Tested Ability to Leverage Exceptional National Talent Act of 2017
- Long title: An act to amend title 5, United States Code, to codify the Presidential Innovation Fellows program, and for other purposes.
- Acronyms (colloquial): TALENT Act of 2017
- Enacted by: the 115th United States Congress
- Effective: 01/20/2017

Citations
- Public law: Pub. L. 115–1 (text) (PDF)

Codification
- U.S.C. sections created: 5 U.S.C. § 3171 5 U.S.C. § 3172

Legislative history
- Introduced in the House as H.R.39 by Rep. Kevin McCarthy (R-CA) on 01/03/2017; Committee consideration by House Committee on Oversight and Government Reform; Passed the House on 01/11/2017 (Passed/agreed to in House by 386-17 (2/3 Required); Passed the Senate on 01/17/2017 (Without amendment by Unanimous Consent); Signed into law by President Barack Obama on 1/20/2017;

= Tested Ability to Leverage Exceptional National Talent Act of 2017 =

The Tested Ability to Leverage Exceptional National Talent Act of 2017 or TALENT Act () was the last act to be signed into law by President Barack Obama during the last hour of his presidency and the first act to be enacted into law by the 115th Congress.
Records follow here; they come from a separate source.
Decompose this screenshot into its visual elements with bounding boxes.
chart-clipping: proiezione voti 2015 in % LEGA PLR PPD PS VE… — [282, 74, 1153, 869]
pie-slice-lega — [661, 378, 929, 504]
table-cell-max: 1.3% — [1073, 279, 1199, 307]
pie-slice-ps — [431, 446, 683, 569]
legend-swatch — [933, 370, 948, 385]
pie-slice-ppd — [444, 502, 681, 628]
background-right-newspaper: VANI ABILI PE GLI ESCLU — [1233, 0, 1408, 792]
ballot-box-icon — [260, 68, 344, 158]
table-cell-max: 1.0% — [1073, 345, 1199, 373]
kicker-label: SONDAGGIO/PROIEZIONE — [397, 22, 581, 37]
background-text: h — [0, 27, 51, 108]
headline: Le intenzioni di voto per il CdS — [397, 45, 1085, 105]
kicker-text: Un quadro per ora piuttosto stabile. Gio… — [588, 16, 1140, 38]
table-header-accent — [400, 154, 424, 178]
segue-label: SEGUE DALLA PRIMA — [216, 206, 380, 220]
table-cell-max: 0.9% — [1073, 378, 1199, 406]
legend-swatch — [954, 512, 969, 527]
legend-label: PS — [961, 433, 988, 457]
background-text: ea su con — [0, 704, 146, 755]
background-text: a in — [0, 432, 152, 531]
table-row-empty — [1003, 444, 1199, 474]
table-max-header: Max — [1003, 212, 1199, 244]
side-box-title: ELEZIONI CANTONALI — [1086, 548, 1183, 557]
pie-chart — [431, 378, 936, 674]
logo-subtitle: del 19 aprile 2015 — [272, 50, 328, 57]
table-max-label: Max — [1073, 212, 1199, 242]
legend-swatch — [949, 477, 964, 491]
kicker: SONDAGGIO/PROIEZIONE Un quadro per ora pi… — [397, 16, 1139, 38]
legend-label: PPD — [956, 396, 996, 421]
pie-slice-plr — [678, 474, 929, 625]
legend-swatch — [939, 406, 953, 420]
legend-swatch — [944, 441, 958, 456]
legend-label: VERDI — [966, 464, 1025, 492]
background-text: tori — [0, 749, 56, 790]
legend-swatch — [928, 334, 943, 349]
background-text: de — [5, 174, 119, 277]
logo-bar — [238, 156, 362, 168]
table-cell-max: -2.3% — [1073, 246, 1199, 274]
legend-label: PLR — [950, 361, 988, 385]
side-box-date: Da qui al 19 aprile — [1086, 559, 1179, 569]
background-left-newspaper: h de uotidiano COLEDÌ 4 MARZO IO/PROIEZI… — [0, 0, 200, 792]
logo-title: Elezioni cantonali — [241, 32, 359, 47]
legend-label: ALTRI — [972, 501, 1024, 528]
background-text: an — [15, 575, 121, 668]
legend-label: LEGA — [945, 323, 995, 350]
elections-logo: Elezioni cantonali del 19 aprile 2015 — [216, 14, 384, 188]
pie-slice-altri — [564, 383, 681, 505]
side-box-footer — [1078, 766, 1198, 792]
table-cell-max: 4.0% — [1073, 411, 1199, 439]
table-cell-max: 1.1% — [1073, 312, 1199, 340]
It was introduced in the United States House of Representatives on January 3, 2017 by Representative Kevin McCarthy of California. The bill, which was signed by Obama on January 20, 2017, codified the Presidential Innovation Fellows program.

The bill was considered by the House Committee on Oversight and Government Reform before being passed by the House on January 11, 2017 by a vote of 386-17. It passed in the Senate on January 17, 2017.